The Foreign Correspondents’ Club of China said in a statement that some journalists reported being “accused of trying to help stir up a revolution, disrupt harmony in China and simply cause trouble.”

An Associated Press journalist who met with police Thursday was told his journalist card could be revoked if he went to Wangfujing again without prior approval from the local district office.

The requirement appears to signal a tightening of reporting rules in China, which were liberalized ahead of the Olympics to allow foreign media to travel freely and interview anyone as long as they first asked permission from the interviewee. Some sensitive areas, such as Tibet, have remained off-limits to reporters without special permits.

Online posts of unknown origin that first circulated on an overseas Chinese news website nearly two weeks ago have called for Chinese to gather peacefully at sites every Sunday in a show of people power meant to promote fairness and democracy. A renewed call Monday expanded the target cities to 35, from 27. China’s extensive Internet filtering and monitoring mean that most Chinese are unaware of the appeals.

David Bandurski, a media issues expert and China watcher at the University of Hong Kong, said the government reaction to the appeals has been surprisingly strong, particularly since no actual protests apparently took place, just anonymous calls for them posted on the Internet and shared via Twitter and other social media sites.

“We’re seeing sparks (online) but we don’t even know exactly where these sparks come from, or how representative they are of dissidents in China,” he said.

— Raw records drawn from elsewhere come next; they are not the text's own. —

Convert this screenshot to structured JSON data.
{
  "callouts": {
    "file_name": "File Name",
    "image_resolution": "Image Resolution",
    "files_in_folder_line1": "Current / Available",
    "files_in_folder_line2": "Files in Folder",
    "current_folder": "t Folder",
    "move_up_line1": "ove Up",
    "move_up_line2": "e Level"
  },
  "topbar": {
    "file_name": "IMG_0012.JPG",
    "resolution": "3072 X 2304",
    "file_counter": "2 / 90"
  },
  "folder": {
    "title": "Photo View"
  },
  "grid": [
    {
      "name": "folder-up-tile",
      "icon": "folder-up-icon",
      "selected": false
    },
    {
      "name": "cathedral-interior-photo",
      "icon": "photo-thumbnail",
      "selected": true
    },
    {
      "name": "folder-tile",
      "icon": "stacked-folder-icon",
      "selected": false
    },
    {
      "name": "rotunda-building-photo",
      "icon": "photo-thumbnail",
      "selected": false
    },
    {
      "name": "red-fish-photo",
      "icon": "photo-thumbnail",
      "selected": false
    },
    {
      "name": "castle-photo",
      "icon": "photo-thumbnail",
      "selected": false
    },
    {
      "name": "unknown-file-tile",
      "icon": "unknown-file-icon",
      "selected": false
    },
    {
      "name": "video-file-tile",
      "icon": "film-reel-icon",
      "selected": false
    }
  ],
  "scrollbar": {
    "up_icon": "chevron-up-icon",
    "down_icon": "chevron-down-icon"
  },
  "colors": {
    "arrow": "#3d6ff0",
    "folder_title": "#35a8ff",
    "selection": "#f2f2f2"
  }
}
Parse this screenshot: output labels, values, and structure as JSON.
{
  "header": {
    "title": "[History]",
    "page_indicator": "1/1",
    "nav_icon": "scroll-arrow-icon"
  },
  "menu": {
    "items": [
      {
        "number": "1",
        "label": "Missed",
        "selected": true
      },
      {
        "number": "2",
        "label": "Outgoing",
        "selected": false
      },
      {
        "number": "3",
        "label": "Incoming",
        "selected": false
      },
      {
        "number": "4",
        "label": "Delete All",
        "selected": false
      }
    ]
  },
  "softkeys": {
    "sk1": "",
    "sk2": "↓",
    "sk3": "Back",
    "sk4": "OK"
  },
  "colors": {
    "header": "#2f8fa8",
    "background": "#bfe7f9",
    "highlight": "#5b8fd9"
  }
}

Government anxiety over possible protests could be linked in part to the upcoming session of China’s legislature that begins Saturday in Beijing, but Bandurski said official concern that simmering social issues could boil over was more likely to blame.

“Political meeting are always a cause for the jitters in China … but it’s not the meetings themselves that are so key,” he said. “It’s the fact that China is facing some really serious questions about the future of its economic growth, whether its sustainable and how, and the role political reform should play in that future.”

Many Chinese are frustrated over inflation, corruption and inadequate social benefits, the same issues said to have pushed people in the Middle East to take to the streets.

The messages called for a Chinese “Jasmine Revolution” — the name of mass protests in Tunisia that ousted that country’s longtime president and sparked the ongoing wave of revolts across the region.

Police stressed to the European journalist that there was no Jasmine Revolution brewing in China.

Indeed, there have been no obvious signs of demonstrations at designated sites in Shanghai and Beijing and no reports of protest activity in other Chinese cities over the past two Sundays.

However, a human rights activist who posted messages on Twitter about being present near the McDonald’s on Wangfujing on Feb. 20 has been detained by Beijing police on suspicion of taking part in an illegal demonstration, the Hong Kong-based Chinese Human Rights Defenders said in an e-mailed statement Thursday.

The group said Wei Qiang was believed to be the only individual so far to be criminally detained for showing up at the rally location.